Galium glaucum
Labkräuter sind als Zierstauden eher weniger in Verwendung. Das ist schade, denn die zierlichen Rötegewächse haben ihren Reiz – besonders die sonnenhungrige heimische Art, die sich Prof. Jonas Reif ausgeguckt hat.

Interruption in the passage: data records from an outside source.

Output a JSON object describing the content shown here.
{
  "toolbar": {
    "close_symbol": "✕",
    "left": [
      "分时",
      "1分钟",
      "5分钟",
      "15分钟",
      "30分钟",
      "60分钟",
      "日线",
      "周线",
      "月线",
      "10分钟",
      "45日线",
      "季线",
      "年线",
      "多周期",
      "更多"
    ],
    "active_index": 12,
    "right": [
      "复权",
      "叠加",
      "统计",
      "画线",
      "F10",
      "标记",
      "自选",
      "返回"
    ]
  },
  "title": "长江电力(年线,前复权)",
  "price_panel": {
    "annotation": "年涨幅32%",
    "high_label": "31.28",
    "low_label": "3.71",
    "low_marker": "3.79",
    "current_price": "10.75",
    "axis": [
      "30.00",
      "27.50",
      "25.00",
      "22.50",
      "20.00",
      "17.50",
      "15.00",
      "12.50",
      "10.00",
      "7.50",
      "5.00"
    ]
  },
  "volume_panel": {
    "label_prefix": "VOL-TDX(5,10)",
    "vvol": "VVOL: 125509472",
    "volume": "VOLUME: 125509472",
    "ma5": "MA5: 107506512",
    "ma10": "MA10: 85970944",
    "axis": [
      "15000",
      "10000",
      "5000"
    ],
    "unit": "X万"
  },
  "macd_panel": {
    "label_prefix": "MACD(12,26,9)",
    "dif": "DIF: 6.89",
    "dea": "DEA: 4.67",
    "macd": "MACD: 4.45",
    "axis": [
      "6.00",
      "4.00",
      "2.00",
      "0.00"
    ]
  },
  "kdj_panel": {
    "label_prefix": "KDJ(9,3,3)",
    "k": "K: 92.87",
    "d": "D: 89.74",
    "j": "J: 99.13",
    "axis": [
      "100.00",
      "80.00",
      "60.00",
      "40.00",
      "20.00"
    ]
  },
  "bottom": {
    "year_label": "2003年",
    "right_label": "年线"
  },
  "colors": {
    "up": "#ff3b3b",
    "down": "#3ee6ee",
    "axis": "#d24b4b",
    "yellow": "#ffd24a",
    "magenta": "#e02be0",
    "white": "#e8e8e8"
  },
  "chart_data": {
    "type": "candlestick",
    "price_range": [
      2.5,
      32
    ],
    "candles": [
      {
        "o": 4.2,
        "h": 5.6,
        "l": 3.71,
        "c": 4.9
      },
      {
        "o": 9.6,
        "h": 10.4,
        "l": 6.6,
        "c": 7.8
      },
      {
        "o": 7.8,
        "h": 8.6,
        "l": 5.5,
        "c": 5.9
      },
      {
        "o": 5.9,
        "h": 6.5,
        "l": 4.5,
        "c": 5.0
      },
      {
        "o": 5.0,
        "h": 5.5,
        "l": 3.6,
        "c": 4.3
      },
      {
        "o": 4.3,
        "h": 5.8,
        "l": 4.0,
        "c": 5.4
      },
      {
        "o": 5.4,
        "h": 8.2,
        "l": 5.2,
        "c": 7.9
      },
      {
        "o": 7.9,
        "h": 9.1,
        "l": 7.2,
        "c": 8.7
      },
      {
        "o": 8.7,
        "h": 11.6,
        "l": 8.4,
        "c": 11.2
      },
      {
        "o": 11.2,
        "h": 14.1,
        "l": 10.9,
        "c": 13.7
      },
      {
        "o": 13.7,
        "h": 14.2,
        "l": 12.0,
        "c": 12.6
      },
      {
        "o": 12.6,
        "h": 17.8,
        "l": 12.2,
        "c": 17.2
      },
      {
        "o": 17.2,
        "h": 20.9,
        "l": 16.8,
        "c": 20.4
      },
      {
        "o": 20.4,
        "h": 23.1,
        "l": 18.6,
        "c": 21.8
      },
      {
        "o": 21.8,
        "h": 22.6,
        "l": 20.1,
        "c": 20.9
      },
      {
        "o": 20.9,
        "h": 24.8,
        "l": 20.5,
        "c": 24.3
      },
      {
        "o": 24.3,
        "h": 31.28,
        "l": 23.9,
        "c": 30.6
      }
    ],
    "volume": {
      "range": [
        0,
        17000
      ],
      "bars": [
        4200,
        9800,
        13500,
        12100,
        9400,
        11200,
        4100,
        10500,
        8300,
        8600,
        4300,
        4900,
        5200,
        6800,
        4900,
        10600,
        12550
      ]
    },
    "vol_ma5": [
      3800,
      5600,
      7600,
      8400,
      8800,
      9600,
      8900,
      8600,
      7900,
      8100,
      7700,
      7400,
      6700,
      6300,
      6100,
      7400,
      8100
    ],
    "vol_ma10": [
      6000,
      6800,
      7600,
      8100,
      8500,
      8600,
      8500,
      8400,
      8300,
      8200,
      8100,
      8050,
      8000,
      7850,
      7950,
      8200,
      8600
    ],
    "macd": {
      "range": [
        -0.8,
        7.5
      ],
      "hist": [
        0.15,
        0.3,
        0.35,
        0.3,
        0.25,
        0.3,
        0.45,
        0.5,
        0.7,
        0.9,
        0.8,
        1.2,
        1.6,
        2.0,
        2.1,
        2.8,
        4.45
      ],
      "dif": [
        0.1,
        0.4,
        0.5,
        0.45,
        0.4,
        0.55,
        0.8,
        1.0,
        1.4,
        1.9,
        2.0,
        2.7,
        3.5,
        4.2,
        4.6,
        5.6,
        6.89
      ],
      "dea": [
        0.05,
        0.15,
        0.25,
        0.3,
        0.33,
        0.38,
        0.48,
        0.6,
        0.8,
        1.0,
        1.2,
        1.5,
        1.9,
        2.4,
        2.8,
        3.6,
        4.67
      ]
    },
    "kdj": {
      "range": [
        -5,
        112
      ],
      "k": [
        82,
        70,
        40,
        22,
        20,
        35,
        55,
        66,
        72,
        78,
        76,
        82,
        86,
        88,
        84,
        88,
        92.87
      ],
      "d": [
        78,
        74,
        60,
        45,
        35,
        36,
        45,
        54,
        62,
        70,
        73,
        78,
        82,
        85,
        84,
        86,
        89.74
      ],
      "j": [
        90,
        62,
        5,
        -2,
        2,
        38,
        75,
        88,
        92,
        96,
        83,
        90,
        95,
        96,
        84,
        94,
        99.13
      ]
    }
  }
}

von Jonas Reif, Zeuthen erschienen am 15.04.2026Die Gattung Galium (Labkräuter) ist den meisten nur in Form des Waldmeisters (G. odorata) vertraut, Naturgartenfans kennen und schätzen sicherlich auch das Echte Labkraut (G. verum). Das ebenfalls in Europa vorkommende Blaugrüne Labkraut (G. glaucum) dürfte indes weit weniger bekannt sein. In Deutschland kommt die wintergrüne Art nur in wenigen Regionen (zum Beispiel am Kaiserstuhl, auf der Schwäbische Alb, in der Oberpfalz oder im Harz) vor und besiedelt hier trockene Kalkmagerrasen, Kalkfelsen und lichte Gebüsche. Die Blütezeit liegt meist in der zweiten Mai- und ersten Juni-Hälfte. Jedes Mal bin ich erstaunt, welche Blütenpracht sich dann aus einen zuvor recht klein erscheinenden Pflänzchen entwickelt. Anschließend legt sich das zuvor Aufgetürmte flach auf den Boden – sowohl aus gestalterischer als auch Pflege-Sicht sehr praktisch. Im Gegensatz zu den vorgenannten Labkräuter ist die Ausbreitung durch Ausläufer – wenn überhaupt - nur minimal. Besonders geeignet erscheint mir die Art zwischen Lavendel, der erst ab Ende Juni zu Hochform aufläuft und ähnliche Bedingungen schätzt – also vollsonnig-warme Standorte mit kalkreichen, gerne auch steinigen Böden. PS: Die deutsche Bezeichnung „Blaugrünes Labkraut“ bezieht sich auf die kaum wahrnehmbare Blattrückseite. Viel stärker fällt die frischgrüne Oberseite auf, die Beete im Frühjahr zum Leben erweckt.